Muchas de estas historias son seleccionadas sin duda por su valor referencial, fundacional se podría decir, para el propio Guthrie. Así, tenemos el crudo episodio del incendio de la casa familiar que se convierte en premonición de lo que terminará por ocurrir nuevamente en su vida posterior ya que Guthrie perdió a su hija Nora precisamente en otro incendio doméstico.

 

El proceso de su conversión en activista político también queda puesto de manifiesto. La convivencia con campesinos que se ven obligados a abandonar sus trabajos en el medio oeste por la sequía y la famosa tormenta de polvo que a mediados de los años treinta vino a sumarse al crash bursátil para arrastrar al país a una situación de miseria casi tercermundista. Tan solo la atracción de las tierras del oeste, de la rica California, esa tierra de promisión que se convirtió en destino para muchos, como los protagonistas de Las uvas de la ira de Steinbeck, parecía ofrecer un futuro mejor, aunque pronto descubrieron que la riqueza de aquella tierra no era para todos.

 

Y así podemos entender el germen de canciones tan emblemáticas como This Land Is Your Land o Pastures Of Plenty, las odas a bandidos al estilo de Robin Hood como Pretty Boy Floyd o Jesse James e incluso las numerosas baladas sobre la Dust Bowl.

 

Pero el libro sirve no tanto para entender la vida y obra de este músico genial, sino para comprender una época, no desde el punto de vista de un literato laureado con el Nobel sino para conocer de primera mano un tiempo y unos hechos, una crudeza y una violencia sorda que el romanticismo de la Generación Beat y el mito de En la carretera solo contribuyeron a desdibujar, sepultando sus implicaciones sociales y políticas.

 

Bound For Glory es la obra de un autor sin especial educación literaria o sin demasiadas lecturas previas.

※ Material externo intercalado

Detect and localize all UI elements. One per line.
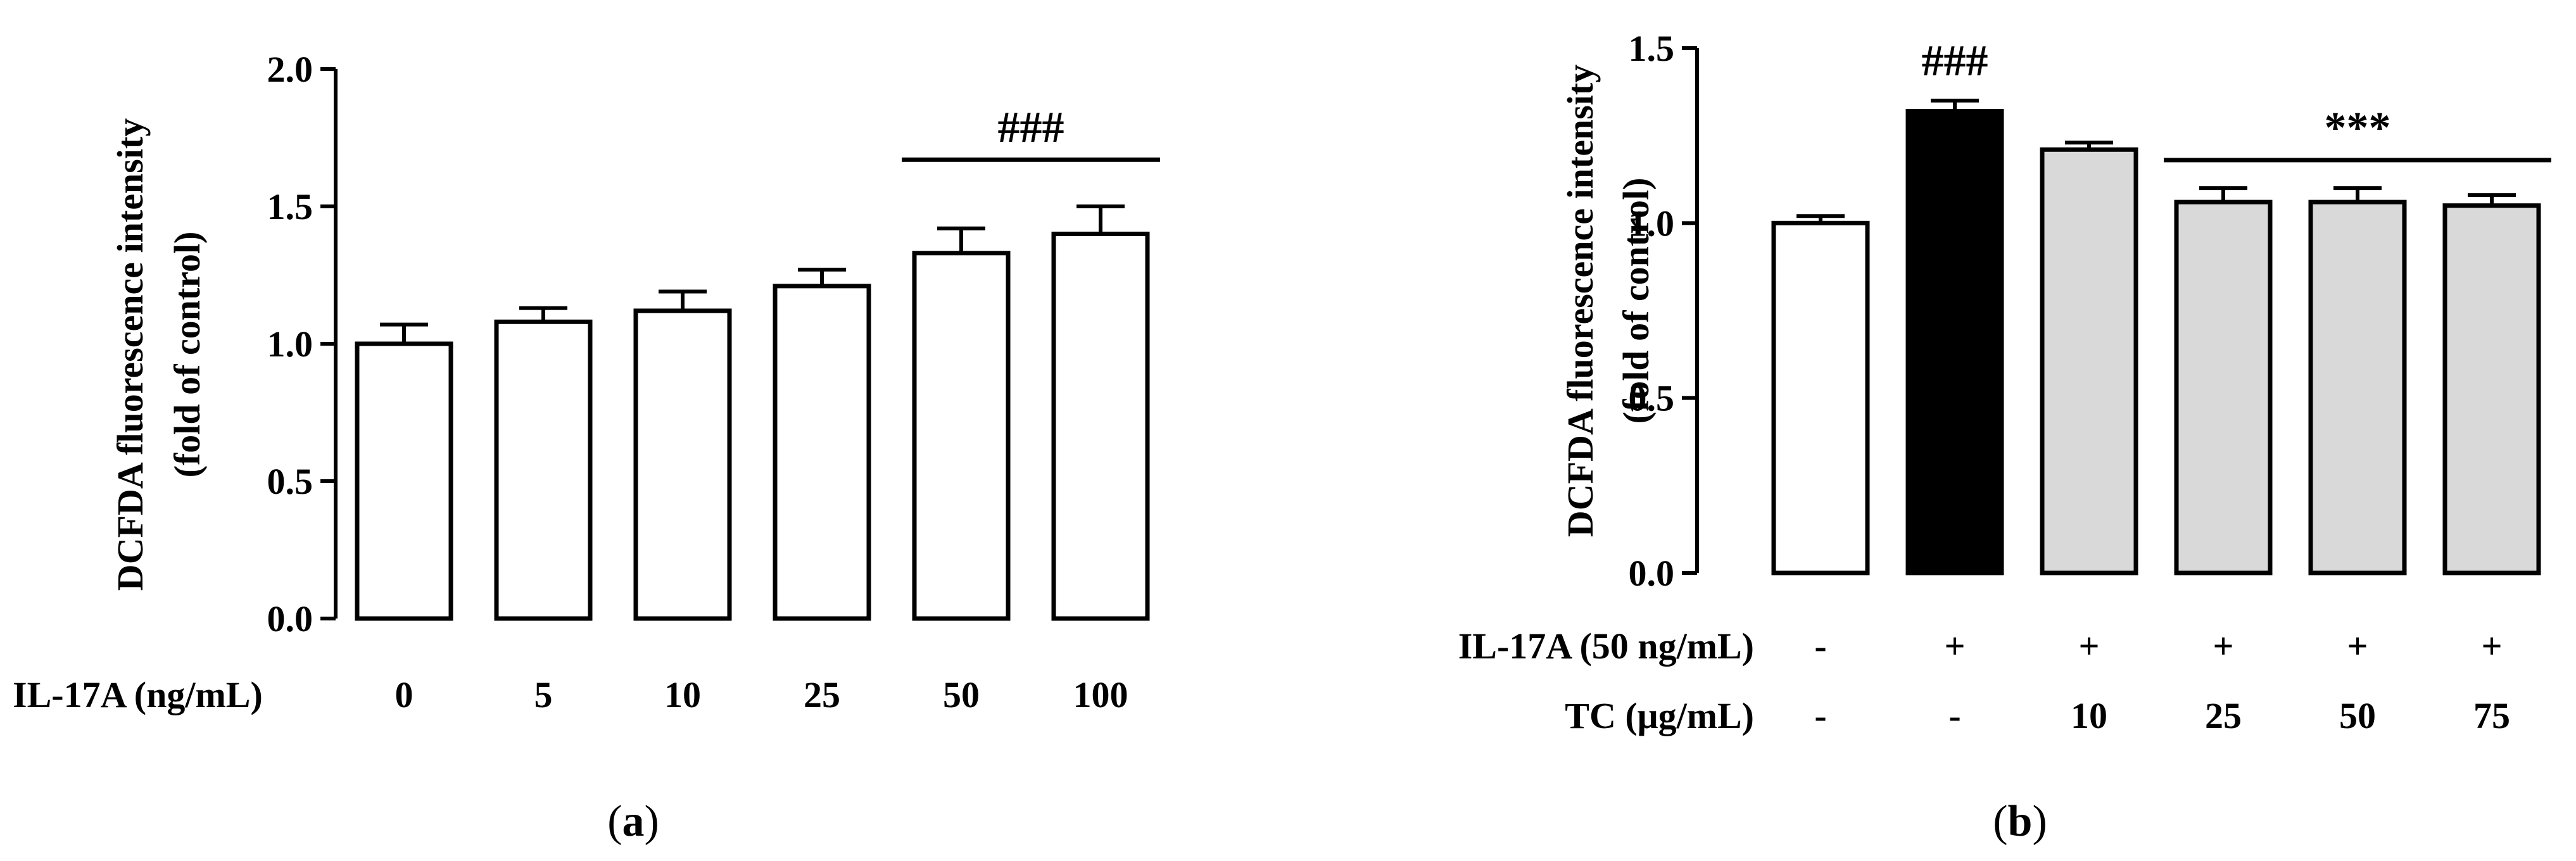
- panel-b-caption: (b): [1993, 797, 2047, 846]
- panel-a-ylabel-line1: DCFDA fluorescence intensity: [110, 118, 151, 591]
- panel-a-xtick-label: 10: [664, 674, 701, 715]
- panel-b-row-0-cell: -: [1814, 625, 1826, 667]
- panel-b-caption-letter: b: [2008, 797, 2033, 846]
- panel-b-row-1-cell: 10: [2071, 695, 2107, 736]
- panel-a-ytick-label: 0.0: [267, 598, 313, 639]
- panel-b-row-0-cell: +: [1944, 625, 1965, 667]
- svg-text:(b): (b): [1993, 797, 2047, 846]
- panel-b-row-1-cell: -: [1814, 695, 1826, 736]
- panel-a-xtick-label: 5: [534, 674, 553, 715]
- panel-b-row-0-cell: +: [2481, 625, 2502, 667]
- panel-b-ytick-label: 1.0: [1629, 203, 1675, 244]
- panel-a-ytick-label: 1.5: [267, 186, 313, 227]
- panel-b-ytick-label: 0.0: [1629, 553, 1675, 594]
- panel-a-ytick-label: 1.0: [267, 324, 313, 365]
- panel-a-bar: [1051, 231, 1150, 621]
- panel-a-chart: DCFDA fluorescence intensity (fold of co…: [13, 49, 1160, 715]
- panel-a-significance-label: ###: [998, 103, 1064, 152]
- panel-b-bar-annotation: ###: [1922, 37, 1988, 85]
- panel-a-xtick-label: 100: [1073, 674, 1128, 715]
- panel-a-xtick-label: 50: [943, 674, 980, 715]
- panel-b-significance-label: ***: [2325, 104, 2391, 153]
- panel-a-ylabel-line2: (fold of control): [167, 232, 208, 478]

Y con estos antecedentes resulta sorprendente la fuerza expresiva del texto, la contundencia de sus escenas, la fuerza narrativa de sus diálogos. El dramatismo de los personajes con los que Woody se cruza, que lejos de hacerlos irreales, les dota de una mayor presencia, los convierte en portadores de una verdad directa y sin ambages.

 

Pero, ¿dónde pudo encontrar Guthrie inspiración literaria para este logro imposible en apariencia? Sin duda, en la propia música y en las historias orales que corrían por las vías del ferrocarril con la misma intensidad que el licor de jengibre con el que muchos se intoxicaron en los días de la Ley Seca. Ésta es la tradición popular que fue absorbida por Guthrie, asimilada y regurgitada en forma de canciones  que tomaban prestadas imágenes y metáforas, ritmos y melodías, indignación y ternura, en una sabia combinación que impactó a quienes le escuchaban.

 

Es de ese lenguaje popular del que se nutre esta obra, de la larga tradición de canciones de canto y respuesta, con sus largos pasajes de estilo directo en el que la canción reproduce el parlamento de los protagonistas, al modo en que aún hoy los abuelos, los ancianos del lugar, cuentan las historias (...y yo le dije, y ella me contestó, …).  

 

Aunque Bound For Glory sólo parece ofrecer interés directo para quienes quieran conocer la época o al personaje, lo cierto es que darle una oportunidad al libro es tomar un riesgo escaso y acceder a una joya, no sé si necesariamente de la Literatura, de la antropología o de un género mixto, pero joya al fin y al cabo. Solo queda preguntarse por la gloria a que parece estar destinado el autor según el hermoso título del libro. Sin duda, puede resultar tentador atribuir a la ironía semejante destino, si bien, resulta más probable creer que el concepto de gloria, de triunfo, que manejaba Woody Guthrie no era el mismo que el de sus contemporáneos, tampoco el de nuestros días. Pero como muchos de los protagonistas de sus canciones, como Tom Joad, no todos hemos nacido para ser medidos por las mismas reglas.

 

 

 

 

III
 

Mi aproximación a la obra musical de Woody Guthrie es, al menos, ambigua. No puede decirse que se trate de un gran intérprete. Su ritmo es, en el mejor de los casos, desafiante, y en la mayoría, opuesto al de un metrónomo. Su voz es monótona y carente de matices, su modo de emplear el pulgar podría definirse como errático o indisciplinado para no herir sensibilidades. Su variedad de registros tiende a ser indistinguible. Ni siquiera podría decirse que sus letras desplieguen una belleza que haga palidecer el resto de limitaciones.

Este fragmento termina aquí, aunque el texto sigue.